Por todo ello el Tribunal Supremo estimó el recurso presentado por el Ministerio Fiscal, conllevando por tanto la correspondiente elevación de las penas, y condenando al acusado como autor de un delito de robo con intimidación del artículo 242.2º y 4º CP, a la pena de dos años, un mes y quince días de prisión y como autor de dos delitos de robo con intimidación del artículo 242.2º y 4º CP, en grado de tentativa, a la pena, por cada uno, de diez meses de prisión.

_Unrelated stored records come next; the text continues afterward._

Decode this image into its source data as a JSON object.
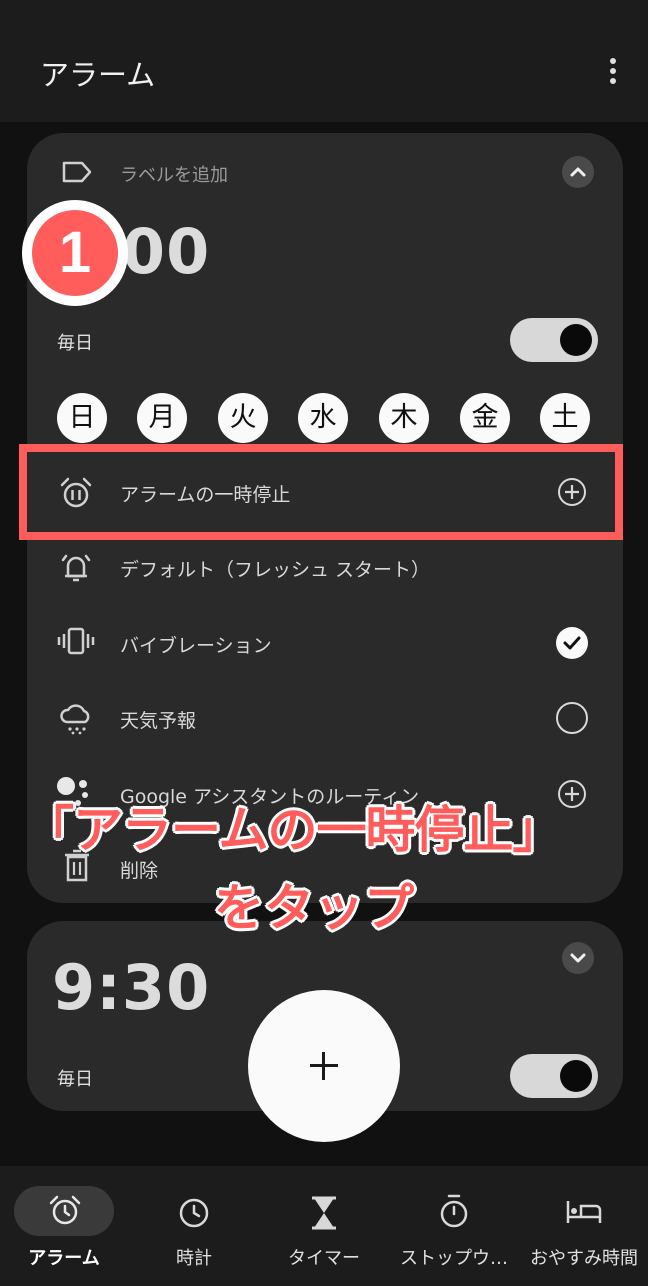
{
  "app": {
    "title": "アラーム"
  },
  "alarm1": {
    "label_placeholder": "ラベルを追加",
    "time": "1:00",
    "repeat": "毎日",
    "enabled": true,
    "days": [
      "日",
      "月",
      "火",
      "水",
      "木",
      "金",
      "土"
    ],
    "options": {
      "pause": "アラームの一時停止",
      "sound": "デフォルト（フレッシュ スタート）",
      "vibration": "バイブレーション",
      "weather": "天気予報",
      "assistant": "Google アシスタントのルーティン",
      "delete": "削除"
    }
  },
  "alarm2": {
    "time": "9:30",
    "repeat": "毎日",
    "enabled": true
  },
  "fab": {
    "label": "+"
  },
  "annotation": {
    "step": "1",
    "line1": "「アラームの一時停止」",
    "line2": "をタップ",
    "color": "#ff5c5c"
  },
  "nav": {
    "items": [
      {
        "label": "アラーム",
        "icon": "alarm-clock-icon",
        "active": true
      },
      {
        "label": "時計",
        "icon": "clock-icon"
      },
      {
        "label": "タイマー",
        "icon": "hourglass-icon"
      },
      {
        "label": "ストップウ…",
        "icon": "stopwatch-icon"
      },
      {
        "label": "おやすみ時間",
        "icon": "bed-icon"
      }
    ]
  }
}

Por último, diremos que un tema relacionado es la ocupación de inmuebles, la cual se tipifica como delito leve de usurpación. Sobre este tema tenemos gratas novedades, pues la Comisión Provincial de Madrid de la Policía Judicial acuerda promover la celebración de juicio de este tipo de asuntos por los trámites del art. 964 de la Ley de Enjuiciamiento Criminal, siempre y cuando se identifique a los presuntamente ocupantes de la vivienda.

Esto va a permitir reducir los tiempos de este tipo de procedimientos, una respuesta que necesitaba anisadamente la sociedad.